The number of births in France has been falling steadily since 2014. Declining fertility rate, higher average age of motherhood, economic context: the reasons that push the French to have fewer children.
A drop of 13 %
53,900 babies were born in January 2021, a drop of 13% compared to January 2020, reports INSEE. If the decline in the birth rate has been observed for several years in France, today the gap is widening. “You have to go back to 1975, the end of the baby boom, to observe a phenomenon of such magnitude”. Uncertainty about the future, financial difficulties, intra-family and marital violence: there are many reasons for the fall in the birth rate. According to INSEE, “the context of health crisis and great uncertainty” could have “discouraged couples from procreating”, or “encouraged them to postpone their parenthood projects for several months”.

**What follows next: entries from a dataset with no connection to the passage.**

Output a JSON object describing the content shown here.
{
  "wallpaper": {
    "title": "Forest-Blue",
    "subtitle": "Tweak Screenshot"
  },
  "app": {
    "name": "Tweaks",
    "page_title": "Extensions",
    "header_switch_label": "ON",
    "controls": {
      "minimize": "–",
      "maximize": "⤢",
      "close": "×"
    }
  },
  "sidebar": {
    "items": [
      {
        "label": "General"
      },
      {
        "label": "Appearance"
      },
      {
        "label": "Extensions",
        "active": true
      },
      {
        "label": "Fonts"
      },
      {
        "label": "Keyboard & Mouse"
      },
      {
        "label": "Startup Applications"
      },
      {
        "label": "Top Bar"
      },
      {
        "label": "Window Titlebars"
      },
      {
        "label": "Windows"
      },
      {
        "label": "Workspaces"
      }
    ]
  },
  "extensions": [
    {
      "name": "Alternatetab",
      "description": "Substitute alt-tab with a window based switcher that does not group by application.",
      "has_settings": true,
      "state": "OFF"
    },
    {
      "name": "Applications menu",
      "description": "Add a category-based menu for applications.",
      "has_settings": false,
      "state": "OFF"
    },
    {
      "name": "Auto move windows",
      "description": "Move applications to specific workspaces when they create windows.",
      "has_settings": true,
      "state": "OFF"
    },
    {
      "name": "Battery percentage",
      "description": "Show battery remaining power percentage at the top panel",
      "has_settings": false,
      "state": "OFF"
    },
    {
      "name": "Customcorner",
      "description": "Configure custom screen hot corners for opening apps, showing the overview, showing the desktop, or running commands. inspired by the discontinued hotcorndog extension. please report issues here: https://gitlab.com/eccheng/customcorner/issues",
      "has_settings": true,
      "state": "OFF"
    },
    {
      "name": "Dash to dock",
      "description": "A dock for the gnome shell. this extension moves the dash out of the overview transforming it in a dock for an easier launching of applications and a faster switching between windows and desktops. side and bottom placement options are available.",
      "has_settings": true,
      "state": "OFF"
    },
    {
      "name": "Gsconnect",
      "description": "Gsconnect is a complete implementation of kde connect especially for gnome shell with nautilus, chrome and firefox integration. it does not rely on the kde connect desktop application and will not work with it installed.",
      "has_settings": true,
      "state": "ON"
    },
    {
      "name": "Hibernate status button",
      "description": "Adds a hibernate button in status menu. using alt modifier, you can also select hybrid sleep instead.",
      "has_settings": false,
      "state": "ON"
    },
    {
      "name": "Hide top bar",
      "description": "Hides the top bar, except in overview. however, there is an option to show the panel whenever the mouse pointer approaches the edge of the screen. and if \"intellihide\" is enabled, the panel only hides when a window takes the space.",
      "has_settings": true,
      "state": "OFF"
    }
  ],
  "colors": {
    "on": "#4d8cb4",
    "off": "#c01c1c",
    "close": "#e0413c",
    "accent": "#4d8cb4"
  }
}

A consequence of the economic crisis of 2008
The Institute for Statistical Studies also recalls that, during the first confinement, medically assisted procreation centers remained closed. Demographer Gilles Pison also explains the decline in births as a consequence, out of time, of the economic crisis of 2008. Between 2008 and 2017, in the United States, for example, the fertility indicator fell by 15%, in the Kingdom United, 11%. In France, it only fell by 6%, and later. “We are undoubtedly in the presence of an effect of this crisis, although made later and moderate than elsewhere, perhaps because of the French social and family policies which were able to slow down and cushion it”. For the whole of 2020, INSEE now estimates the number of births in France at only 735,000, a drop of 2.5% in just one year. This is the lowest figure since the end of the Second World War.